Take the case of Hirsi Ali, the prominent Somali-born former Dutch lawmaker who was stripped of her citizenship for admittedly lying in her immigration application. Her conviction and loss of citizenship led to a copycat case in Germany last month when a Nigerian was stripped of his German citizenship -- held since 2000 -- for allegedly lying about his employment record during immigration application.
Africans and other dark-skinned minorities in Europe know too well how deeply rooted the racism in society is. They are also aware of how difficult it is to penetrate the consciousness of the average European with this fact.

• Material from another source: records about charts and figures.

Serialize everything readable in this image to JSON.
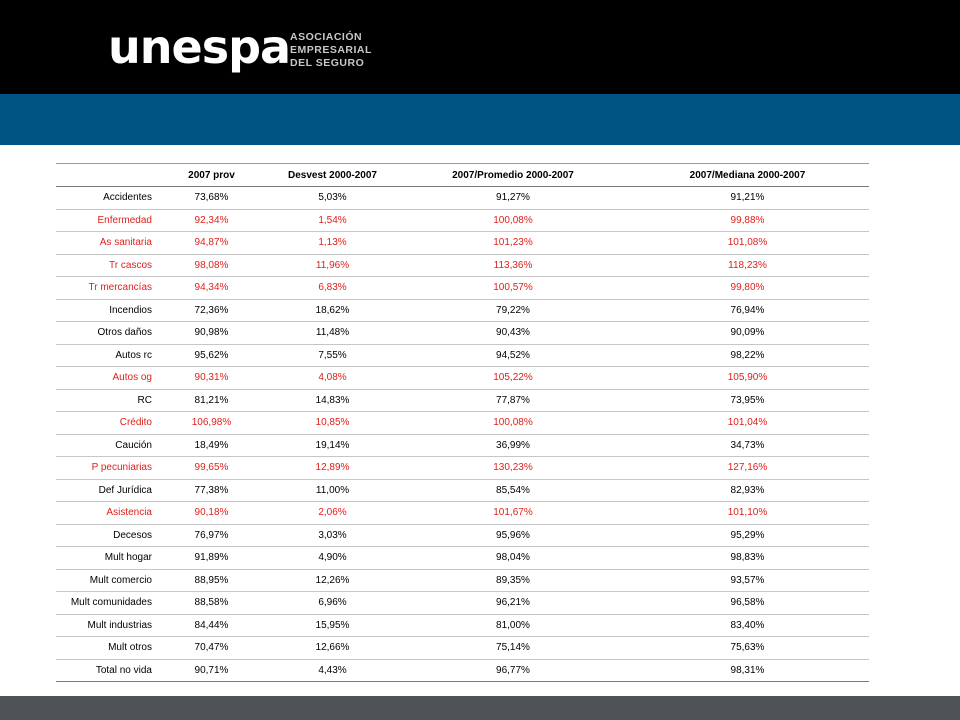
{
  "header": {
    "logo_text": "unespa",
    "subtitle_lines": [
      "ASOCIACIÓN",
      "EMPRESARIAL",
      "DEL SEGURO"
    ]
  },
  "colors": {
    "highlight_text": "#e0201b",
    "header_band": "#000000",
    "accent_band": "#005483",
    "footer_band": "#4e5358"
  },
  "table": {
    "columns": [
      "",
      "2007 prov",
      "Desvest 2000-2007",
      "2007/Promedio 2000-2007",
      "2007/Mediana 2000-2007"
    ],
    "rows": [
      {
        "label": "Accidentes",
        "values": [
          "73,68%",
          "5,03%",
          "91,27%",
          "91,21%"
        ],
        "highlight": false
      },
      {
        "label": "Enfermedad",
        "values": [
          "92,34%",
          "1,54%",
          "100,08%",
          "99,88%"
        ],
        "highlight": true
      },
      {
        "label": "As sanitaria",
        "values": [
          "94,87%",
          "1,13%",
          "101,23%",
          "101,08%"
        ],
        "highlight": true
      },
      {
        "label": "Tr cascos",
        "values": [
          "98,08%",
          "11,96%",
          "113,36%",
          "118,23%"
        ],
        "highlight": true
      },
      {
        "label": "Tr mercancías",
        "values": [
          "94,34%",
          "6,83%",
          "100,57%",
          "99,80%"
        ],
        "highlight": true
      },
      {
        "label": "Incendios",
        "values": [
          "72,36%",
          "18,62%",
          "79,22%",
          "76,94%"
        ],
        "highlight": false
      },
      {
        "label": "Otros daños",
        "values": [
          "90,98%",
          "11,48%",
          "90,43%",
          "90,09%"
        ],
        "highlight": false
      },
      {
        "label": "Autos rc",
        "values": [
          "95,62%",
          "7,55%",
          "94,52%",
          "98,22%"
        ],
        "highlight": false
      },
      {
        "label": "Autos og",
        "values": [
          "90,31%",
          "4,08%",
          "105,22%",
          "105,90%"
        ],
        "highlight": true
      },
      {
        "label": "RC",
        "values": [
          "81,21%",
          "14,83%",
          "77,87%",
          "73,95%"
        ],
        "highlight": false
      },
      {
        "label": "Crédito",
        "values": [
          "106,98%",
          "10,85%",
          "100,08%",
          "101,04%"
        ],
        "highlight": true
      },
      {
        "label": "Caución",
        "values": [
          "18,49%",
          "19,14%",
          "36,99%",
          "34,73%"
        ],
        "highlight": false
      },
      {
        "label": "P pecuniarias",
        "values": [
          "99,65%",
          "12,89%",
          "130,23%",
          "127,16%"
        ],
        "highlight": true
      },
      {
        "label": "Def Jurídica",
        "values": [
          "77,38%",
          "11,00%",
          "85,54%",
          "82,93%"
        ],
        "highlight": false
      },
      {
        "label": "Asistencia",
        "values": [
          "90,18%",
          "2,06%",
          "101,67%",
          "101,10%"
        ],
        "highlight": true
      },
      {
        "label": "Decesos",
        "values": [
          "76,97%",
          "3,03%",
          "95,96%",
          "95,29%"
        ],
        "highlight": false
      },
      {
        "label": "Mult hogar",
        "values": [
          "91,89%",
          "4,90%",
          "98,04%",
          "98,83%"
        ],
        "highlight": false
      },
      {
        "label": "Mult comercio",
        "values": [
          "88,95%",
          "12,26%",
          "89,35%",
          "93,57%"
        ],
        "highlight": false
      },
      {
        "label": "Mult comunidades",
        "values": [
          "88,58%",
          "6,96%",
          "96,21%",
          "96,58%"
        ],
        "highlight": false
      },
      {
        "label": "Mult industrias",
        "values": [
          "84,44%",
          "15,95%",
          "81,00%",
          "83,40%"
        ],
        "highlight": false
      },
      {
        "label": "Mult otros",
        "values": [
          "70,47%",
          "12,66%",
          "75,14%",
          "75,63%"
        ],
        "highlight": false
      },
      {
        "label": "Total no vida",
        "values": [
          "90,71%",
          "4,43%",
          "96,77%",
          "98,31%"
        ],
        "highlight": false
      }
    ]
  }
}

"All we hear is right wing, right wing, right wing," says Eritrean-German Jonas Endrias, vice president of the International League of Human Rights. "The Germans won't admit there is racism in society."
World Cup Soccer
Germany is hosting the World Cup Soccer Games beginning this month and there are fears that racist may use that opportunity to attack non-white visitors, or even players, during the games.
Over the last few years, as African soccer stars increasingly play for European clubs, making racial taunts at them has become a favorite thing for fans in Europe.
In February this year, Samuel Eto'o, the Barcelona striker from Cameroon threatened to walk off the field at the 77th minute after enduring racial taunts from Spanish soccer fans for much of the game. He was persuaded to play on by teammates as Barcelona went on to beat opponent, Zaragoza, 2-0 in their Madrid game.
African-German groups and other anti-racism campaigners see the World Cup games as an opportunity to bring world attention to an issue most Europe seem eager to downplay.
Germany's Chancellor, Angela Merkel, defended her country's preparedness for the World Cup at the same time as she downplayed concerns about racism in Germany. Merkel, in a statement, described the racist attacks as not typical. "The overwhelming majority of people in our country are open to foreigners," she said.
That may be so. But so long as those 'foreigners' are unable to live peacefully and safely in Germany as native Germans do, there is a big problem.